Virgin Galactic and Blue Origin are also doing as much. Both companies offer training programs to teach travelers essential space skills such as the correct way to get into and out of a capsule, how to move around in a zero-gravity environment, safety, and how to prepare psychologically for the trip in order to get the maximum benefit from this experience.
Space tourism is just getting off the ground, but the concept is already generating a great deal of interest in the travel and shipping industries, not to mention Wall Street. Investment firm UBS believes that many people will want to take a ride into space and that related businesses will emerge.
“While space tourism is still at a nascent phase, we think that as technology becomes proven, and the cost falls due to technology and competition, space tourism will become more mainstream,” UBS analysts Jarrod Castle and Myles Walton told CNBC. Moreover, “Space tourism could be the stepping stone for the development of long-haul travel on Earth serviced by space,” they added.
UBS estimates that the overall space industry, which currently is about a $400 billion business, will double to $805 billion by 2030 when adding in space tourism and related areas like shipping.
Private space companies “are investing aggressively across the space opportunity,” UBS noted, adding this could open additional areas for investment. One of these is long distance travel, as flights lasting 10 or more hours could change dramatically because of new rocket technology.
SpaceX, for example, is building a gigantic rocket that will be able to fly as many as 100 people around the world in minutes. A trip from New York to Shanghai would take just 39 minutes - a small fraction of the 15 hours planes need to make this trip now.
UBS says there are more than 150 million passengers a year that fly on trips that take more than 10 hours. Last year there were 527,000 such trips with an average of 309 seats on each. “If we assume that 5 percent of these flights in the future are serviced by space at $2,500 per trip, the revenue opportunity as of today would be more than $20 billion per year.”
As rockets become faster and more powerful, it may become possible to ship some goods long distances the same day they are ordered, an important new development for many businesses and their customers but also one that potentially could disrupt or even cannibalize existing travel and shipping industries.
With so much activity in space - tourism, shipping, flights to the Moon and beyond, etc. - investors too are looking closely at this emerging industry.
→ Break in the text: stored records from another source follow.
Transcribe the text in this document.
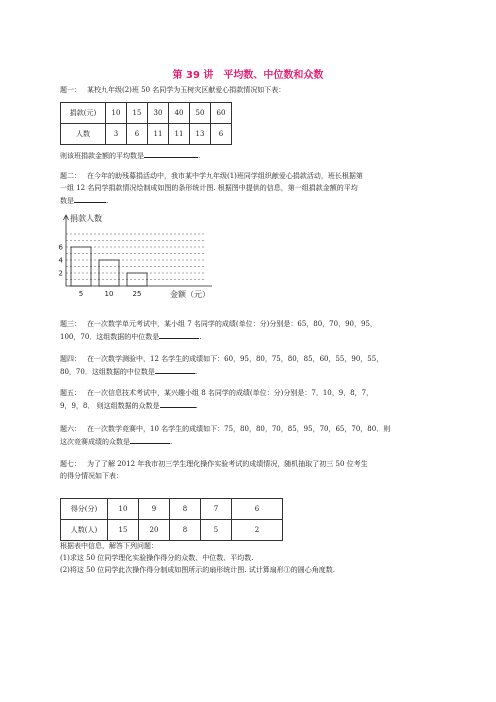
第 39 讲　平均数、中位数和众数
题一： 某校九年级(2)班 50 名同学为玉树灾区献爱心捐款情况如下表：
捐款(元)	10	15	30	40	50	60
人数	3	6	11	11	13	6
则该班捐款金额的平均数是	.
题二： 在今年的助残募捐活动中，我市某中学九年级(1)班同学组织献爱心捐款活动，班长根据第
一组 12 名同学捐款情况绘制成如图的条形统计图. 根据图中提供的信息，第一组捐款金额的平均
数是	.
5	10	25
2
4
6
捐款人数
金额（元）
题三： 在一次数学单元考试中，某小组 7 名同学的成绩(单位：分)分别是：65，80，70，90，95，
100，70．这组数据的中位数是	.
题四： 在一次数学测验中，12 名学生的成绩如下：60，95，80，75，80，85，60，55，90，55，
80，70．这组数据的中位数是	.
题五： 在一次信息技术考试中，某兴趣小组 8 名同学的成绩(单位：分)分别是：7，10，9，8，7，
9，9，8． 则这组数据的众数是	.
题六： 在一次数学竞赛中，10 名学生的成绩如下：75，80，80，70，85，95，70，65，70，80．则
这次竞赛成绩的众数是	.
题七： 为了了解 2012 年我市初三学生理化操作实验考试的成绩情况，随机抽取了初三 50 位考生
的得分情况如下表：
得分(分)	10	9	8	7	6
人数(人)	15	20	8	5	2
根据表中信息，解答下列问题：
(1)求这 50 位同学理化实验操作得分的众数、中位数、平均数.
(2)将这 50 位同学此次操作得分制成如图所示的扇形统计图. 试计算扇形①的圆心角度数.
There’s always speculation that SpaceX, the Crown Jewel of this industry, will go public, but so far it’s owned by Musk and probably will remain so for the near future at least.
But other space-related companies are already on the market and more are planning to go public according to Investors.com, and among them are Astra Space, Momentus, Vector Acquisition, and Redwire Space.
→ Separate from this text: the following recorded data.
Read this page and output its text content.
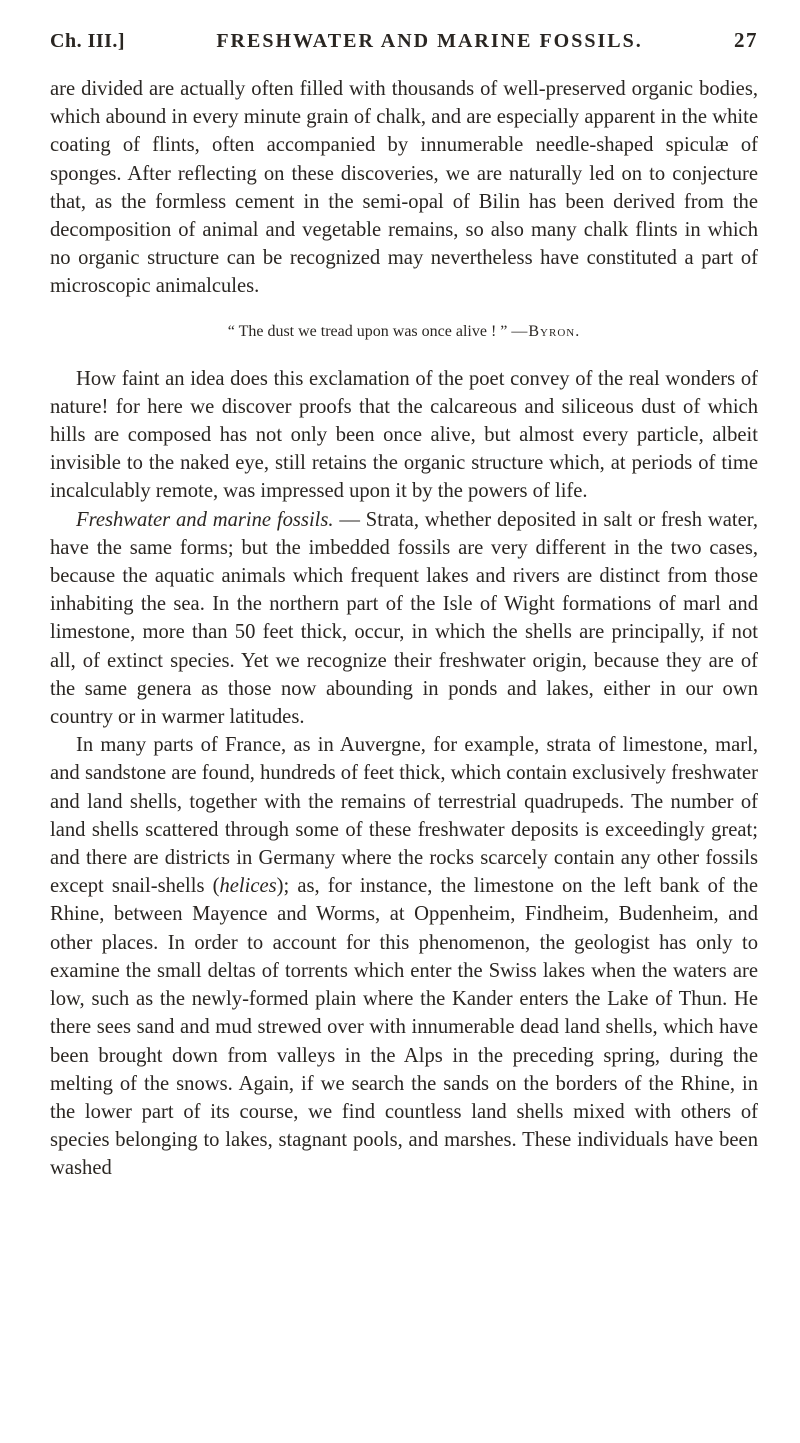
Ch. III.]	FRESHWATER AND MARINE FOSSILS.	27

are divided are actually often filled with thousands of well-preserved organic bodies, which abound in every minute grain of chalk, and are especially apparent in the white coating of flints, often accompanied by innumerable needle-shaped spiculæ of sponges. After reflecting on these discoveries, we are naturally led on to conjecture that, as the formless cement in the semi-opal of Bilin has been derived from the decomposition of animal and vegetable remains, so also many chalk flints in which no organic structure can be recognized may nevertheless have constituted a part of microscopic animalcules.

“ The dust we tread upon was once alive ! ” —Byron.

How faint an idea does this exclamation of the poet convey of the real wonders of nature! for here we discover proofs that the calcareous and siliceous dust of which hills are composed has not only been once alive, but almost every particle, albeit invisible to the naked eye, still retains the organic structure which, at periods of time incalculably remote, was impressed upon it by the powers of life.

Freshwater and marine fossils. — Strata, whether deposited in salt or fresh water, have the same forms; but the imbedded fossils are very different in the two cases, because the aquatic animals which frequent lakes and rivers are distinct from those inhabiting the sea. In the northern part of the Isle of Wight formations of marl and limestone, more than 50 feet thick, occur, in which the shells are principally, if not all, of extinct species. Yet we recognize their freshwater origin, because they are of the same genera as those now abounding in ponds and lakes, either in our own country or in warmer latitudes.

In many parts of France, as in Auvergne, for example, strata of limestone, marl, and sandstone are found, hundreds of feet thick, which contain exclusively freshwater and land shells, together with the remains of terrestrial quadrupeds. The number of land shells scattered through some of these freshwater deposits is exceedingly great; and there are districts in Germany where the rocks scarcely contain any other fossils except snail-shells (helices); as, for instance, the limestone on the left bank of the Rhine, between Mayence and Worms, at Oppenheim, Findheim, Budenheim, and other places. In order to account for this phenomenon, the geologist has only to examine the small deltas of torrents which enter the Swiss lakes when the waters are low, such as the newly-formed plain where the Kander enters the Lake of Thun. He there sees sand and mud strewed over with innumerable dead land shells, which have been brought down from valleys in the Alps in the preceding spring, during the melting of the snows. Again, if we search the sands on the borders of the Rhine, in the lower part of its course, we find countless land shells mixed with others of species belonging to lakes, stagnant pools, and marshes. These individuals have been washed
Meanwhile, Boeing is developing its own space taxis (as well as the most powerful rocket in the world). Lockheed Martin is working with NASA and some very small companies on projects that would ferry astronauts to the Moon and Mars. And there are a number of space-related ETFs (exchange traded funds), including a Cathie Wood’s ARK Space Exploration ETF.
Just because a stock or an ETF is in an exciting industry doesn’t make it a good or timely investment. This determination needs to be made with a financial advisor. In this case, investors who pick the right space stock(s) will be in the rare position of literally watching them take off.